A Confusion of Princes by Garth Nix

Sabriel by Garth Nix is one of my favorite fantasy novels. So when I found out that Garth Nix has a standalone sci-fi YA novel due to be released this year, I was immediately curious. I grabbed a copy of this when I saw the UK edition in a bookstore in Hong Kong. In his website, Garth Nix mentions that he doesn’t have time to answer all of the emails that he gets but that you can get a postcard from him if you send him an email asking for one. Right after reading the Abhorsen trilogy, I loved it so much that I sent him an email, asking for a postcard and yay, I got one. This is what it looks like:

Here’s the summary of A Confusion of Princes from Goodreads:

A Confusion of Princes by Garth NixYou’d think being a privileged Prince in a vast intergalactic Empire would be about as good as it gets. But it isn’t as great as it sounds. For one thing, Princes are always in danger. Their greatest threat? Other Princes. Khemri discovers that the moment he is proclaimed a Prince.

He also discovers mysteries within the hidden workings of the Empire. Dispatched on a secret mission, Khemri comes across the ruins of a space battle. In the midst of it all he meets a young woman named Raine, who will challenge his view of the Empire, of Princes, and of himself.

If you’ve been reading my blog for a while, then you’re aware that I’m not much of a sci-fi reader. I only pick up sci-fi titles when they come highly recommended (like Ender’s Game by Orson Scott Card, Young Miles by Lois McMaster Bujold and Grimspace by Ann Aguirre) or when it’s written by a favorite author – like A Confusion of Princes. So it’s probably not surprising that I had a hard time getting into the first half of A Confusion of Princes. I really don’t know if it’s because I’m not as familiar with the genre or there was too much information at the start of the book. In any case, I was starting to feel bad that I wasn’t as into reading this book as I expected when the pacing suddenly picked up (or I’d become familiar with the terms by then so I didn’t find it confusing anymore). At the start of the novel, Khem was arrogant and clueless but that’s mostly caused by how he was brought up as a Prince of a powerful Empire. There are millions of Princes in the Empire and they’re brought up to be the leaders in their society. I found that kind of set-up intriguing. What’s also interesting is that Princes are constantly fighting one another, knowing that the next Emperor will be chosen from their ranks. Even though he was kind of annoying at first, I liked Khem’s character. He’s an intelligent person and learns to adapt and change his ways when he begins to understand that the world doesn’t revolve around him. I also liked his sense of humor and it was fun to see things from his point of view.
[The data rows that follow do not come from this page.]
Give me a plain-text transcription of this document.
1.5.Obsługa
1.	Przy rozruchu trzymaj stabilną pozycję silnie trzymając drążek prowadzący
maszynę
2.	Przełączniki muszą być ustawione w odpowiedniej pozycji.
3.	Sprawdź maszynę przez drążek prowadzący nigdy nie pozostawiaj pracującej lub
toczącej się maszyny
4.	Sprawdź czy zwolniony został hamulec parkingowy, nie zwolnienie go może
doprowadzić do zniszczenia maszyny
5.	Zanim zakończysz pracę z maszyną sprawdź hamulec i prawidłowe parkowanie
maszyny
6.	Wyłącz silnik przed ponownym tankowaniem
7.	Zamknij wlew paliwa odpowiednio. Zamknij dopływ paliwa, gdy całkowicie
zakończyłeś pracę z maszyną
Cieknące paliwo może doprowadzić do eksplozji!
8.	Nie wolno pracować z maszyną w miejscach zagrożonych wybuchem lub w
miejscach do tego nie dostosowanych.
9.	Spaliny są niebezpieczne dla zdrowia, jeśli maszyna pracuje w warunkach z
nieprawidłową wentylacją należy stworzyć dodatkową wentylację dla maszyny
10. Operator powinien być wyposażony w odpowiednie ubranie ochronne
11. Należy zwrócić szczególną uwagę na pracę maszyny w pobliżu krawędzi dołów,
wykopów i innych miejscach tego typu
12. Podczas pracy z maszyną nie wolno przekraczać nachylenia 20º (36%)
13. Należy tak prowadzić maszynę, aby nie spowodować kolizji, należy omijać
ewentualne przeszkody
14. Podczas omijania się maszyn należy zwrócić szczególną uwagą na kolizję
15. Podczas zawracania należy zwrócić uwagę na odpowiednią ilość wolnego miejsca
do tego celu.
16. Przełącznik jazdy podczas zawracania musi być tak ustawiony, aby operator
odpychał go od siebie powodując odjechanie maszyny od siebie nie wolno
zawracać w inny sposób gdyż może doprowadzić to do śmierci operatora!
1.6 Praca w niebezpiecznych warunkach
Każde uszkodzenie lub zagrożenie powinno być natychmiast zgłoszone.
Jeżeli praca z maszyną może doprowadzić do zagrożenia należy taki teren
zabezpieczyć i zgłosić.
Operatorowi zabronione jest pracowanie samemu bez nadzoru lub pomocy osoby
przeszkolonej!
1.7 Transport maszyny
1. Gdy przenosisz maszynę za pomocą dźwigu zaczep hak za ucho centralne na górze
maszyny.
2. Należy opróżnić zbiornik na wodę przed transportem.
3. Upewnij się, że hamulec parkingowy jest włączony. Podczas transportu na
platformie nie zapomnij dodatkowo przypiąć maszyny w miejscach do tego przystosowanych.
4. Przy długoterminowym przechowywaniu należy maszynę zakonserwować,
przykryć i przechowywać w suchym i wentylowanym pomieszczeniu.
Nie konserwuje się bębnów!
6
If the first few chapters were slow, the latter ones were really fast-paced – so much so that I felt like some parts of the novel weren’t developed as fully as I’d like. Sure, it made me happy that there’s romance in the novel but I wasn’t really invested in it because everything felt rushed. Khem meets the girl and then BAM, he starts caring for her immediately while he’s still in the process of learning what’s it like to be a normal human being who has feelings. He also goes through a huge transformation in the second half of the book and I had a hard time believing that something like that could happen so fast. Like I said, I liked Khem’s character but I did have problems with the pacing of A Confusion of Princes. Maybe there could have been a balance between how slow the first part is and how fast the last part is? Again, I’m not even sure if I had problems with this because it’s sci-fi instead of my usual fantasy or contemporary reads. As always, I still think you should give this a try if you feel like it’s something that you’d like. Recommended for sci-fi readers and Garth Nix fans. However, if it’s your first time to read a Garth Nix novel, I suggest that you start with Sabriel instead of this one.

Other reviews:
The Book Smugglers
The Readventurer

21 thoughts on “A Confusion of Princes by Garth Nix

    • Charlotte, glad you agree with me! I agree that the premise was really interesting but it wasn’t executed as well as I’d like. Are you planning to write a review of this?

    • Holly, well I finished reading Unspoken and really liked it so there’s that. 😛 And I just started I Capture the Castle and I’m keeping my fingers crossed that I’ll love it.

  1. I was really excited for this one, but this is the second review I’ve seen where people who have read Nix before (and liked the Abhorsen series) seem a bit disappointed in this one. So I’m wary. I’ll probably read it but I feel less like running out to get it though.

    • I’ve read his Abhorsen series but I haven’t read the Keys to the Kingdom series. I’m not even sure how many books are included in that? Hmm a Garth Nix-readalong is a good idea although I’m not sure if I can commit to something like that right now. 😛

  2. Truth be told, it was the worldbuilding that really kept me reading. The combination of Mektek, Bitek and Psitek is wonderfully intriguing – how an empire could get to the point where all three are valued, and used, and used in conjunction is fascinating. The idea of the Empire itself was … interesting, and intriguing even, but there wasn’t quite enough background or explanation to satisfy me. There is some explanation of what it means to be Emperor by the end of the story, but still not really anything about why it is an empire that rules this sprawling, mostly-human conglomeration of planets; nor why or how it was decided that Princes ought to be sought from the general population. I really liked this aspect, but it still was confusing about why it was there in the first place, if not simply as a narrative device.